Denmark’s AkademikerPension will at least double its 6% allocation to climate-related assets in the next decade as it adopts a more activist approach to the environment, and Asia will be a key plank in this strategy.

The DKr135 billion ($21.83 billion) retirement fund expects to increase its exposure to the region, which is hugely dependent on coal, the most polluting fossil fuel. India generated 75% of its power from coal in 2018, while the figure for China is 67% by government figures, according to the International Energy Agency.

“There needs to be a large transition of the energy mix in Asia away from coal in order to deliver on the goals of the Paris Agreement [on Climate Change],” AkademikerPension's chief investment officer, Anders Schelde, told AsianInvestor during a telephone interview last month.*

Anders Schelde

The agreement’s central aim is to keep a global temperature rise this century well below 2 degrees Celsius above pre-industrial levels and ideally no higher than 1.5 degrees Celsius.

Hence Schelde envisages “a lot of activity” in renewables projects in Asia in the coming five to 10 years, likely leading to the fund raising its allocation to the region via unlisted assets.

AkademikerPension’s private markets exposure in Asia is minimal, at around DKr100 million. But Schelde expects that to quadruple by 2030 as it looks to invest a total of at least $600 million into climate-related assets over that time.

ILLIQUIDS BUILDOUT

That fits with the institution’s goal of raising its overall illiquid investment allocation from 21.5% to 27.5% by end-2024. A good chunk of that increase will come from unlisted renewables, Schelde said.

“We want to tap into the liquidity premium of those assets to alleviate the pressure of the low-interest-rate environment,” he added. “We are already long-term investors in private equity and will remain so, but we also plan to increase our real estate and illiquid credit exposure somewhat.”

The planned global split of the climate-related portfolio is 50% in green unlisted infrastructure, mostly renewable energy; 25% in green bonds and direct lending; and 25% in green equities, defined by the European Union’s new taxonomy for environmental sustainability, released in November.

While the total allocation will likely be split roughly evenly between public and private markets, the public portion of the climate portfolio will probably eventually become larger, Schelde said. “In all likelihood, 6% is probably a conservative target on the listed side.”

It is far from alone in targeting Asia's clean energy sector, with numerous other institutional investors doing so, including pension funds like Canada's CPPIB and Ontario Teachers and Australian super funds such as Hostplus.

ESG PUSH

AkademikerPension has placed a strong focus on environmental, social and governance (ESG) issues for decades, he said, but has stepped up its efforts in the last three or four years under new management.

It hit the headlines in September for banning from its portfolio assets linked to the Chinese state because of Beijing’s human rights violations, notably in Hong Kong and Xinjiang (although some media misreported the move as the fund divesting all its holdings in China). It had already screened out government-related assets in countries such as Iran, Saudi Arabia, Thailand and 31 other countries for similar reasons.

On the environmental side, AkademikerPension decided to divest many of its listed fossil fuel-related assets globally two-and-a-half years ago. “We've been selling off investments in coal miners, oil and gas companies, tar sands producers and so on,” said Schelde.

But it has also realised that some form of engagement makes sense so it plans to hang on to some of its fossil fuel-related assets to take a more activist approach.

In 2017 the fund owned shares in seven of the 10 biggest global energy majors, such as BP, Chevron, Exxon and Shell.
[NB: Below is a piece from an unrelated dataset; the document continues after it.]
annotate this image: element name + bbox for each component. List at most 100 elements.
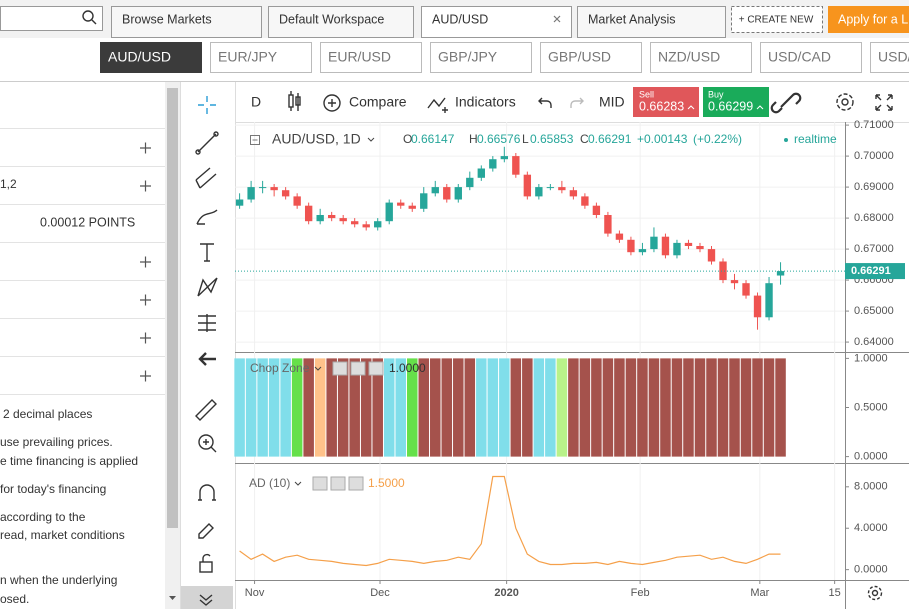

It has now sold most of them – around $200 million in stock – and holds just two: Italy’s Eni and Spain’s Repsol.

“So far we have only found two oil majors that we think are probably aligned sufficiently, so they are the only ones we haven't thrown out or made a final verdict on,” he said. “And we might conclude that they are okay from a Paris perspective.”

* An extended interview with Anders Schelde will appear in the forthcoming Winter 2020 edition of AsianInvestor magazine.

This article has been updated to include details of what the climate-related investment portfolio will include.